New Directions. Feb. 2020. 64p. ISBN 9780811229364. pap. $12.95. POETRY
Poet and classics scholar Carson (Float) reimagines Euripides’ play Helen in this genre-blurring performance piece, merging the mythic persona of Helen of Troy—whose abduction by Paris triggered the Trojan War—with that of the eponymous Norma Jeane, aka Marilyn Monroe, during the troubled filming of Fritz Lang’s Clash by Night in 1952. Carson adopts Euripides’ premise that the abducted Helen was only a phantasm created by feuding gods, suggesting that the catastrophic Trojan War—and by implication all war—was fought literally over nothing.
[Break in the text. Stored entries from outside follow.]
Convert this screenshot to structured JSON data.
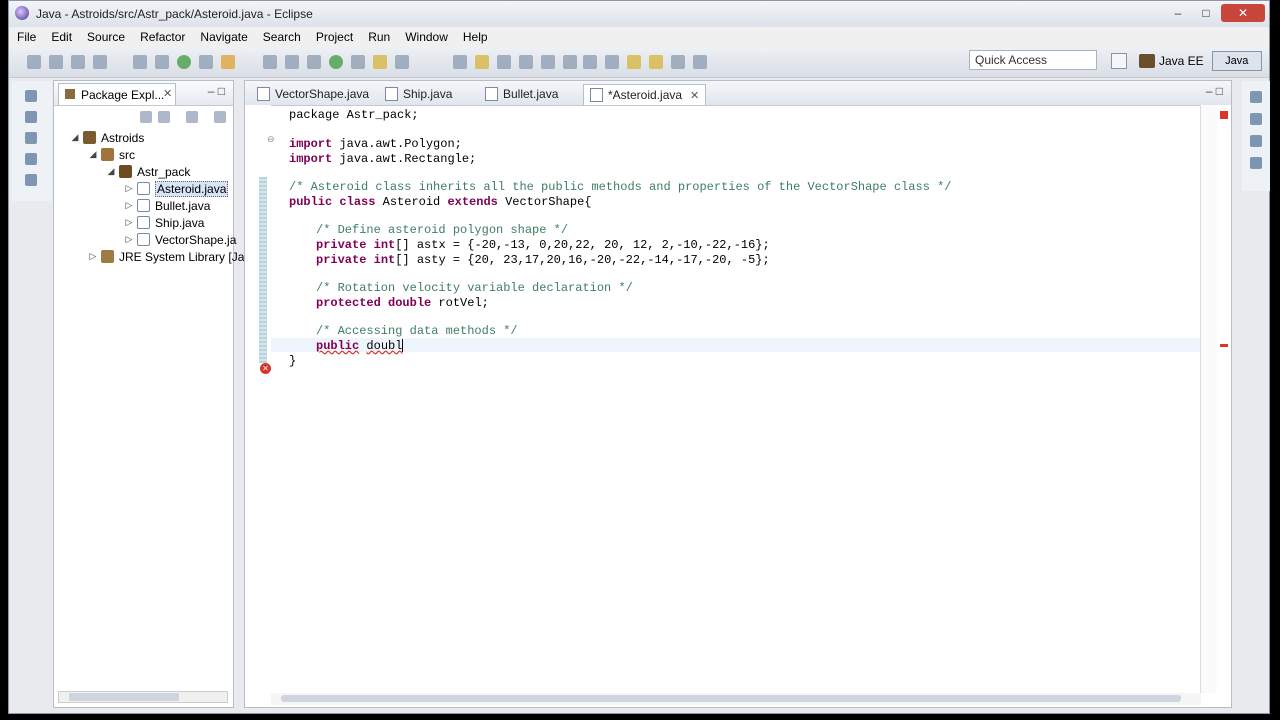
{
  "window": {
    "title": "Java - Astroids/src/Astr_pack/Asteroid.java - Eclipse",
    "buttons": {
      "minimize": "–",
      "maximize": "□",
      "close": "✕"
    }
  },
  "menu": [
    "File",
    "Edit",
    "Source",
    "Refactor",
    "Navigate",
    "Search",
    "Project",
    "Run",
    "Window",
    "Help"
  ],
  "toolbar": {
    "quick_access_placeholder": "Quick Access",
    "perspective_label": "Java EE",
    "perspective_java": "Java"
  },
  "package_explorer": {
    "tab_label": "Package Expl...",
    "close_glyph": "✕",
    "view_controls": "– □",
    "tree": {
      "project": "Astroids",
      "src": "src",
      "package": "Astr_pack",
      "files": [
        "Asteroid.java",
        "Bullet.java",
        "Ship.java",
        "VectorShape.ja"
      ],
      "library": "JRE System Library [Ja"
    }
  },
  "editor": {
    "tabs": [
      "VectorShape.java",
      "Ship.java",
      "Bullet.java",
      "*Asteroid.java"
    ],
    "close_glyph": "✕",
    "view_controls": "– □",
    "code": {
      "l1": "package Astr_pack;",
      "l2_kw": "import",
      "l2_rest": " java.awt.Polygon;",
      "l3_kw": "import",
      "l3_rest": " java.awt.Rectangle;",
      "l4": "/* Asteroid class inherits all the public methods and properties of the VectorShape class */",
      "l5_kw1": "public",
      "l5_kw2": "class",
      "l5_mid": " Asteroid ",
      "l5_kw3": "extends",
      "l5_rest": " VectorShape{",
      "l6": "/* Define asteroid polygon shape */",
      "l7_kw1": "private",
      "l7_kw2": "int",
      "l7_rest": "[] astx = {-20,-13, 0,20,22, 20, 12, 2,-10,-22,-16};",
      "l8_kw1": "private",
      "l8_kw2": "int",
      "l8_rest": "[] asty = {20, 23,17,20,16,-20,-22,-14,-17,-20, -5};",
      "l9": "/* Rotation velocity variable declaration */",
      "l10_kw1": "protected",
      "l10_kw2": "double",
      "l10_rest": " rotVel;",
      "l11": "/* Accessing data methods */",
      "l12_kw": "public",
      "l12_rest": "doubl",
      "l13": "}"
    }
  }
}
Interspersed among Helen/Norma Jeane’s soliloquies on warfare, deception, motherhood, and sexism (“Oh my darlings/ they tell you you’re born with a precious pearl./ Truth is, / it’s a disaster to be a girl”) are etymological interludes, at once erudite and mordant, plumbing the origins and cultural ramifications of words such as wound, deception, and slavery.
VERDICT Lest this all sound academic or overly meta, one need not be a student of ancient Greek drama or a pop culture historian to admire Carson’s unique artistry. The poet’s wry, pointed diction and radiant precision (e.g., Truman Capote “had a voice like a negligee, always/ slipping off one bare shoulder, just a bit”) bring Helen/Norma Jeane to vivid life as she attempts to “save [tragedy] from sorrow.”